Broadband history: what were the first websites ever launched?
The very earliest websites illustrate how much the internet has changed since the mid-1980s
There’s a good chance that a TV quiz show will one day ask a contestant to name the year when the world’s first website was launched.
Anyone familiar with Sir Tim Berners-Lee’s pioneering World Wide Web would probably cite either 1991 or 1992.
People with memories stretching back to Prestel and the ARPANET might suggest a date in the late 1970s.
However, few people would correctly guess 1985 – six years before the www part of modern worldwide web addresses had been publicly released.
The internet was a very different place back then…
A symbolic act
The internet had been around in one form or another since the late 1960s, as we explained last year.

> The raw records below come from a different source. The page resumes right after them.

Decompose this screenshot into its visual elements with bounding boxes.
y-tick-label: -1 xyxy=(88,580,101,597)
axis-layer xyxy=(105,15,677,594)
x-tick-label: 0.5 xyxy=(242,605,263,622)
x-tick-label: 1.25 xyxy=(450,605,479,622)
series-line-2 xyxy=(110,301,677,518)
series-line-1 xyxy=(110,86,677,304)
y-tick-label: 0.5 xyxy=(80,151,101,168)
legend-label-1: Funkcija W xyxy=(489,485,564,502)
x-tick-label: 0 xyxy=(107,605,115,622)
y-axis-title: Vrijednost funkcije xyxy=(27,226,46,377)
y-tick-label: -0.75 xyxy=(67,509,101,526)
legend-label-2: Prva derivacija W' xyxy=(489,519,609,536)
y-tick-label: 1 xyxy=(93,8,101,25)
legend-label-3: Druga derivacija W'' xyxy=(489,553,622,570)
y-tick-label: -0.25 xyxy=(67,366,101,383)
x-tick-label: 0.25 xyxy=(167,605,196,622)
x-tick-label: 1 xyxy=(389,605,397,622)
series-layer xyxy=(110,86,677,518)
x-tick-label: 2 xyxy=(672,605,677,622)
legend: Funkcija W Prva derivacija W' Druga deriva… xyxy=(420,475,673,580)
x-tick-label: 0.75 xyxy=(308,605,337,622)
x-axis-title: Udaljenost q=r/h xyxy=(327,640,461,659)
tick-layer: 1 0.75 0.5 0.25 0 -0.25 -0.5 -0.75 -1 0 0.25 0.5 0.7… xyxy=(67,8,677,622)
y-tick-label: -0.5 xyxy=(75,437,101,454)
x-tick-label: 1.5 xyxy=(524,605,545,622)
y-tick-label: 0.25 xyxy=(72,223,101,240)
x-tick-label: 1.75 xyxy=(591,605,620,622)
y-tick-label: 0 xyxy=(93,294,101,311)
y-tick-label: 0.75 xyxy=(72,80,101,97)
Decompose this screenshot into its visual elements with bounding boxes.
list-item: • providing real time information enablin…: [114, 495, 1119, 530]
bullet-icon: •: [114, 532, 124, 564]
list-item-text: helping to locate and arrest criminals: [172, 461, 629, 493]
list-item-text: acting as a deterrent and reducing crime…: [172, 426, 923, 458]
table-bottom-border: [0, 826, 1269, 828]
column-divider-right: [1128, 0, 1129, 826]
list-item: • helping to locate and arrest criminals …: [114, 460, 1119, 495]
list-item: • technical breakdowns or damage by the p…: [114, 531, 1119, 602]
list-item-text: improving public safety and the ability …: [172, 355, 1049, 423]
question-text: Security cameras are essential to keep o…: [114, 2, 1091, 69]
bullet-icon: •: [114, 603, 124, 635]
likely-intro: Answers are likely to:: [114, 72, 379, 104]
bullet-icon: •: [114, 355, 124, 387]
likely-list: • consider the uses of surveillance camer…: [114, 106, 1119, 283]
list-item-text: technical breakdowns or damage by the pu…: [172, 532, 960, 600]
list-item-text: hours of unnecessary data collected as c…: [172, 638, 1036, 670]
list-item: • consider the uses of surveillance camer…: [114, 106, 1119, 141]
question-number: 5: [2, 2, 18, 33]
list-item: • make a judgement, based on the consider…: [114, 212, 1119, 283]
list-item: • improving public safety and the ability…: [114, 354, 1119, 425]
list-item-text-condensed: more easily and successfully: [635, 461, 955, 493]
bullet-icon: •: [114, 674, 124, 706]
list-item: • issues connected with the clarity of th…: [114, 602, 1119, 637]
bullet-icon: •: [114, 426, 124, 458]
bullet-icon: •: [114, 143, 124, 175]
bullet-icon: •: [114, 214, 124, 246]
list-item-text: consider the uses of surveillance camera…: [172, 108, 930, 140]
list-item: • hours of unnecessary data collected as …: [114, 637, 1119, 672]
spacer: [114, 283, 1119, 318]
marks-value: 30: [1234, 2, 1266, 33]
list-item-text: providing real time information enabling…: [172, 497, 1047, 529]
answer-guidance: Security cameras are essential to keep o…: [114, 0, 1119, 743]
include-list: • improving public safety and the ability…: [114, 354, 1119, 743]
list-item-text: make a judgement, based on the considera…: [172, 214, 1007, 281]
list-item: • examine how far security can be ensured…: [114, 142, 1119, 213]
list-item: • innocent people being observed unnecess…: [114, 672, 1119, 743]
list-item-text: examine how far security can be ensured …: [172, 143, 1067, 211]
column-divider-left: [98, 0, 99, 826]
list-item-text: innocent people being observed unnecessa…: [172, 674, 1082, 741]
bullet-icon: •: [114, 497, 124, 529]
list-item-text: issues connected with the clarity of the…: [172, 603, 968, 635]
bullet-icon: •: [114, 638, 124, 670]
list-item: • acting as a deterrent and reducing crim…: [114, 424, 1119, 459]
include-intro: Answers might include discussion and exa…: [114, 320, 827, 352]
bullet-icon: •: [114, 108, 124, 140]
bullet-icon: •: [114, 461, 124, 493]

In March 1985, a Massachusetts company called Symbolics Computer Corporation registered the world’s first website.
It’s safe to say it received little traffic.
Indeed, the first domain name ever registered (by Scandinavian research organisation Nordu.net, at the start of 1985) hadn’t even been launched by this point.
In an age before screengrab technology, pocket cameras or smartphones, no visual record exists of what the Symbolics website contained.
We do know it would have been monochrome, text-only, aimed at highly technical audiences and visited by pretty much nobody.
There would have been no external hyperlinks to other sites (since none existed), though email had been around since 1980 and may have been offered as a communication method.
There was no cybersecurity at this stage – no secure connections and no malware scanning, even though viruses had been in circulation for almost 15 years.
The pitifully slow connections of the time would have made loading a page a tedious process. This was still the age of software cassettes, with RAM measured in kilobytes.
Slow connections, slow progression
At the time, consumers were deeply sceptical of online communications. In the UK, the Post Office’s internet precursor Prestel never took off, despite being heavily promoted.
The situation was much the same in America, barring a handful of digitally-savvy experts and computing companies.
Nonetheless, Symbolics had started a trend among other computing companies.
As the Buzz Aldrin to Symbolics’ Neil Armstrong, BBN Technologies understandably faced no challenges choosing and registering the Bbn.com domain name a month later.
By the end of 1985, there were six domain names in existence. Among the first websites ever launched was a site belonging to computing giant Northrop.
The fact that Northrop no longer exists is typical of the frenetic pace of computing progress – also evidenced by the long-forgotten Lisp programming language used by Symbolics.
Symbolics themselves faded from view decades ago, after failing to keep pace with hardware developments in a rapidly changing digital world.
Viewed through the prism of HTML5 and ultrafast home broadband, it would be easy to scoff at the clumsy and slow nature of the first websites ever launched, with their negligible global audience.
Yet without them, the internet might not be the place we know (and rely on) today.